The cake pull is a tradition of Southern United States weddings. Here the cake has several ribbons with charms baked throughout the cake. The charms can be both good and bad luck, although you may want to stick with good luck charms to keep the wedding party happy. The bridesmaids gather around the cake at the wedding reception and choose the end of a ribbon. They then pull the ribbon out of the cake to receive their good luck charm. The charms may represent children, travel, marriage, etc.
The stack cake is the traditional wedding cake from the Appalachian Mountain region. Friends and family each bring a layer of cake and then the bride’s family will spread, apple preserves, dried apples and apple butter between each layer. The stack cake essentially appears to be a stack of pancakes. The more layers you have, the more popular the couple is considered. Other layers may be cookie dough layers to sponge cake layers. The tradition is believed to have begun in the Beaumont Inn of Harrodsburg, Kentucky.
Irish Wedding Cake Tradition
The top tier of the traditional Irish wedding cake is an Irish Whiskey Cake. This type of cake will last frozen for several months until the cake is to be used for a christening of the first child or for the first wedding anniversary.
Korean Wedding Tradition
Instead of a wedding cake, the couple may share three spoonfuls of rice. The rice represents the meals they will share for the rest of their married lives; much like the traditional wedding cake is a symbol of sharing. They then pour a Korean liquor made from rice, such as Sake, into two cups, which symbolizes the union of their souls.

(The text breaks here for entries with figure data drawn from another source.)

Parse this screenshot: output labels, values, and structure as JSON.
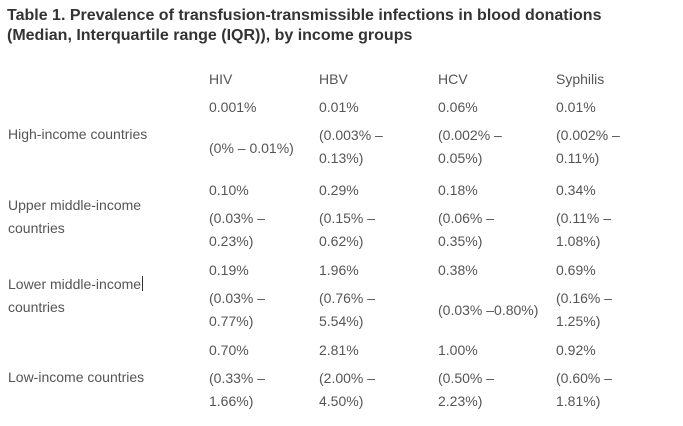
{
  "title": {
    "line1": "Table 1. Prevalence of transfusion-transmissible infections in blood donations",
    "line2": "(Median, Interquartile range (IQR)), by income groups"
  },
  "columns": [
    "HIV",
    "HBV",
    "HCV",
    "Syphilis"
  ],
  "rows": [
    {
      "label": "High-income countries",
      "median": [
        "0.001%",
        "0.01%",
        "0.06%",
        "0.01%"
      ],
      "iqr": [
        "(0% – 0.01%)",
        "(0.003% –\n0.13%)",
        "(0.002% –\n0.05%)",
        "(0.002% –\n0.11%)"
      ]
    },
    {
      "label": "Upper middle-income\ncountries",
      "median": [
        "0.10%",
        "0.29%",
        "0.18%",
        "0.34%"
      ],
      "iqr": [
        "(0.03% –\n0.23%)",
        "(0.15% –\n0.62%)",
        "(0.06% –\n0.35%)",
        "(0.11% –\n1.08%)"
      ]
    },
    {
      "label_line1": "Lower middle-income",
      "label_line2": "countries",
      "median": [
        "0.19%",
        "1.96%",
        "0.38%",
        "0.69%"
      ],
      "iqr": [
        "(0.03% –\n0.77%)",
        "(0.76% –\n5.54%)",
        "(0.03% –0.80%)",
        "(0.16% –\n1.25%)"
      ]
    },
    {
      "label": "Low-income countries",
      "median": [
        "0.70%",
        "2.81%",
        "1.00%",
        "0.92%"
      ],
      "iqr": [
        "(0.33% –\n1.66%)",
        "(2.00% –\n4.50%)",
        "(0.50% –\n2.23%)",
        "(0.60% –\n1.81%)"
      ]
    }
  ]
}
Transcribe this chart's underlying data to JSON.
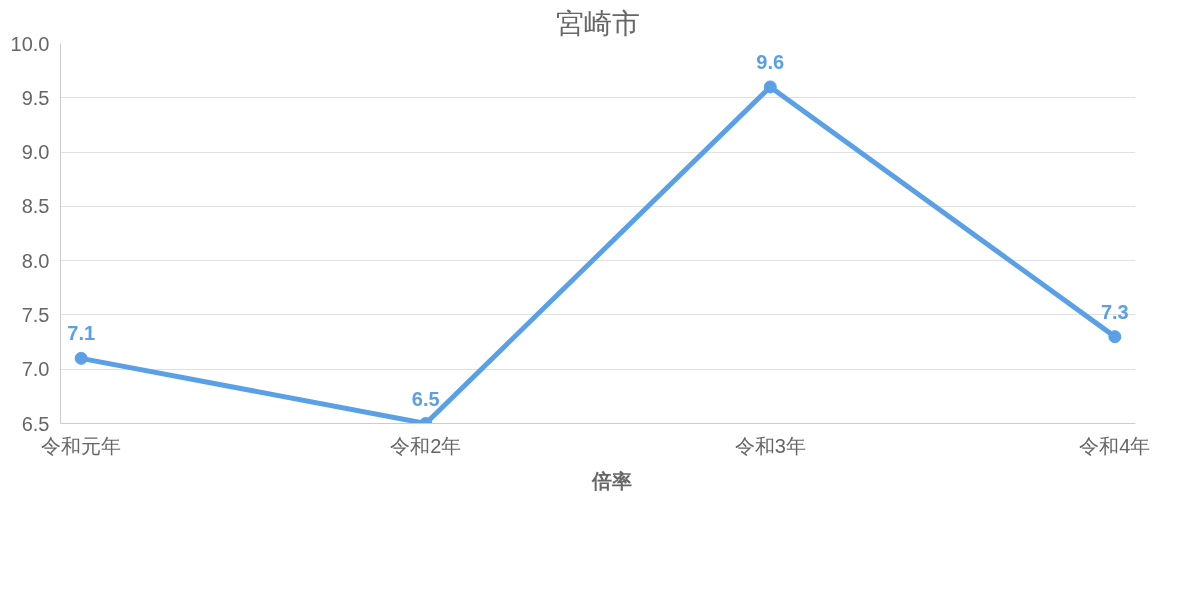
{
  "chart_data": {
    "type": "line",
    "title": "宮崎市",
    "categories": [
      "令和元年",
      "令和2年",
      "令和3年",
      "令和4年"
    ],
    "series": [
      {
        "name": "倍率",
        "color": "#5aa0e6",
        "values": [
          7.1,
          6.5,
          9.6,
          7.3
        ]
      }
    ],
    "ylim": [
      6.5,
      10
    ],
    "yticks": [
      6.5,
      {
        "value": 7,
        "label": "7.0"
      },
      7.5,
      {
        "value": 8,
        "label": "8.0"
      },
      8.5,
      {
        "value": 9,
        "label": "9.0"
      },
      9.5,
      {
        "value": 10,
        "label": "10.0"
      }
    ],
    "grid": "y",
    "legend": "bottom",
    "marker": "circle",
    "line_style": "solid",
    "data_labels": true
  }
}
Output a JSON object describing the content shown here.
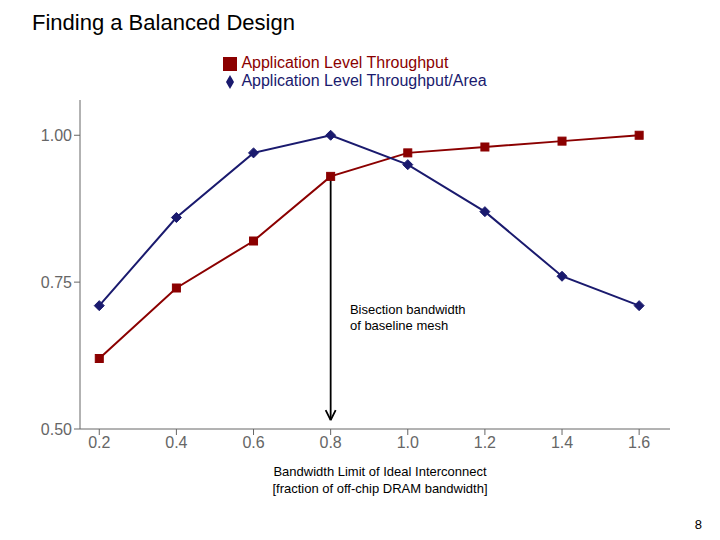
{
  "chart_data": {
    "type": "line",
    "title": "Finding a Balanced Design",
    "xlabel": "Bandwidth Limit of Ideal Interconnect\n[fraction of off-chip DRAM bandwidth]",
    "x": [
      0.2,
      0.4,
      0.6,
      0.8,
      1.0,
      1.2,
      1.4,
      1.6
    ],
    "series": [
      {
        "name": "Application Level Throughput",
        "color": "#8B0000",
        "marker": "square",
        "values": [
          0.62,
          0.74,
          0.82,
          0.93,
          0.97,
          0.98,
          0.99,
          1.0
        ]
      },
      {
        "name": "Application Level Throughput/Area",
        "color": "#1a1a6e",
        "marker": "diamond",
        "values": [
          0.71,
          0.86,
          0.97,
          1.0,
          0.95,
          0.87,
          0.76,
          0.71
        ]
      }
    ],
    "xlim": [
      0.15,
      1.68
    ],
    "ylim": [
      0.5,
      1.06
    ],
    "xticks": [
      0.2,
      0.4,
      0.6,
      0.8,
      {
        "value": 1.0,
        "label": "1.0"
      },
      1.2,
      1.4,
      1.6
    ],
    "yticks": [
      {
        "value": 0.5,
        "label": "0.50"
      },
      0.75,
      {
        "value": 1.0,
        "label": "1.00"
      }
    ],
    "grid": false,
    "legend": "top",
    "annotations": [
      {
        "text": "Bisection bandwidth\nof baseline mesh",
        "x": 0.85,
        "y": 0.695,
        "arrow": {
          "x": 0.8,
          "from": 0.93,
          "to": 0.515
        }
      },
      {
        "text": "8"
      }
    ]
  }
}
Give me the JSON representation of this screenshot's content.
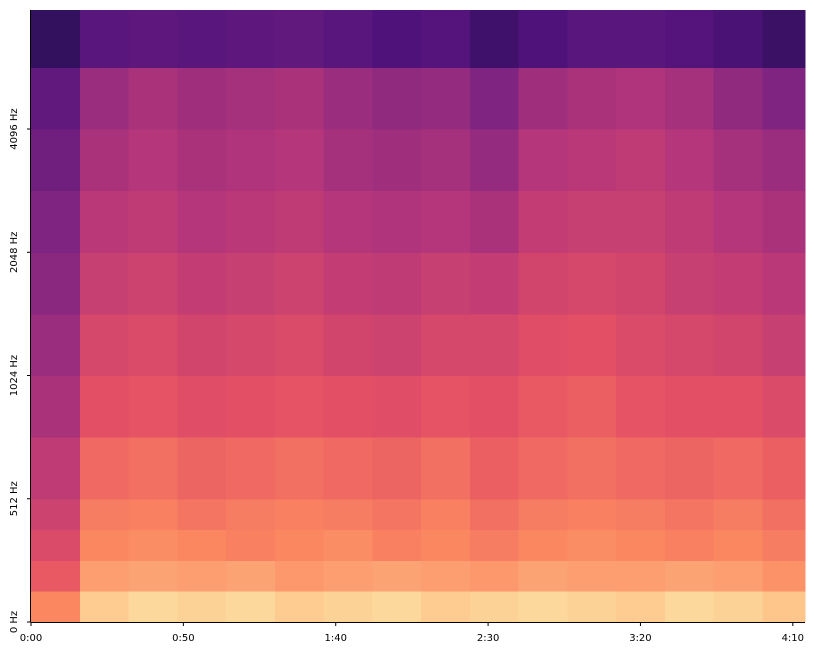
{
  "chart_data": {
    "type": "spectrogram",
    "x": [
      0,
      16,
      32,
      48,
      64,
      80,
      96,
      112,
      128,
      144,
      160,
      176,
      192,
      208,
      224,
      240
    ],
    "y": [
      0,
      128,
      256,
      384,
      512,
      724,
      1024,
      1448,
      2048,
      2896,
      4096,
      5793
    ],
    "values": [
      [
        -20,
        -8,
        -6,
        -7,
        -6,
        -8,
        -7,
        -6,
        -8,
        -7,
        -6,
        -7,
        -8,
        -6,
        -7,
        -9
      ],
      [
        -28,
        -16,
        -15,
        -16,
        -15,
        -17,
        -16,
        -15,
        -16,
        -17,
        -15,
        -16,
        -16,
        -15,
        -16,
        -18
      ],
      [
        -32,
        -20,
        -19,
        -20,
        -21,
        -20,
        -19,
        -21,
        -20,
        -22,
        -20,
        -19,
        -20,
        -21,
        -20,
        -22
      ],
      [
        -35,
        -22,
        -21,
        -23,
        -22,
        -21,
        -22,
        -23,
        -21,
        -24,
        -22,
        -21,
        -22,
        -23,
        -22,
        -24
      ],
      [
        -38,
        -25,
        -24,
        -26,
        -25,
        -24,
        -25,
        -26,
        -24,
        -27,
        -25,
        -24,
        -25,
        -26,
        -25,
        -27
      ],
      [
        -42,
        -30,
        -29,
        -31,
        -30,
        -29,
        -30,
        -31,
        -29,
        -30,
        -28,
        -27,
        -29,
        -30,
        -30,
        -32
      ],
      [
        -45,
        -33,
        -32,
        -34,
        -33,
        -32,
        -34,
        -35,
        -33,
        -33,
        -31,
        -30,
        -32,
        -33,
        -34,
        -36
      ],
      [
        -48,
        -36,
        -35,
        -37,
        -36,
        -35,
        -37,
        -38,
        -36,
        -37,
        -34,
        -33,
        -34,
        -36,
        -37,
        -39
      ],
      [
        -50,
        -39,
        -38,
        -40,
        -39,
        -38,
        -40,
        -41,
        -40,
        -42,
        -37,
        -36,
        -36,
        -38,
        -40,
        -42
      ],
      [
        -53,
        -42,
        -40,
        -42,
        -41,
        -40,
        -43,
        -44,
        -43,
        -46,
        -40,
        -39,
        -38,
        -40,
        -43,
        -45
      ],
      [
        -56,
        -45,
        -42,
        -44,
        -43,
        -42,
        -45,
        -47,
        -46,
        -50,
        -44,
        -42,
        -41,
        -43,
        -47,
        -50
      ],
      [
        -65,
        -58,
        -57,
        -58,
        -57,
        -56,
        -58,
        -60,
        -59,
        -63,
        -60,
        -58,
        -58,
        -59,
        -61,
        -64
      ]
    ],
    "clim": [
      -80,
      0
    ],
    "colormap": "magma",
    "xlim": [
      0,
      254
    ],
    "xticks": [
      {
        "value": 0,
        "label": "0:00"
      },
      {
        "value": 50,
        "label": "0:50"
      },
      {
        "value": 100,
        "label": "1:40"
      },
      {
        "value": 150,
        "label": "2:30"
      },
      {
        "value": 200,
        "label": "3:20"
      },
      {
        "value": 250,
        "label": "4:10"
      }
    ],
    "ylim": [
      0,
      8000
    ],
    "yscale": "symlog",
    "linthresh": 512,
    "base": 2,
    "yticks": [
      {
        "value": 0,
        "label": "0 Hz"
      },
      {
        "value": 512,
        "label": "512 Hz"
      },
      {
        "value": 1024,
        "label": "1024 Hz"
      },
      {
        "value": 2048,
        "label": "2048 Hz"
      },
      {
        "value": 4096,
        "label": "4096 Hz"
      }
    ]
  }
}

At a Polish wedding, bread, wine and salt are important symbols. The bread represents the couple never being hungry. The salt is a reminder that times may be difficult, but that they will be able to cope with whatever comes along and the wine represents good health and spirits.
In a Russian wedding, the couple bites into a loaf of bread that symbolizes health, long life and prosperity. Whoever takes the biggest bite of bread is considered the one who “wears the pants” in the family!
Jamaican Wedding Cake Traditions
A traditional Jamaican wedding cake is a dark cake that has been soaked in rum for a about a year so the fruits and bread will be flavoured and moist.
Norway Wedding Cake Traditions
The Brudlaupskling is a wedding cake from Norway that dates back to the days when it was hard to find white flour on Norwegian farms. The bread is covered in a mixture of cheese, cream and syrup and then folded over and cut into squares.
Peruvian Cake Pull
This cake pull is similar to the one practiced in the Southern United States, however, at the end of one of these ribbons will be a ring which represents the puller as the next one to be married.
In Ukraine, couples share korovai instead of a cake. The korovai is bread that is decorated with symbolic motifs, which present eternity and joining of the families.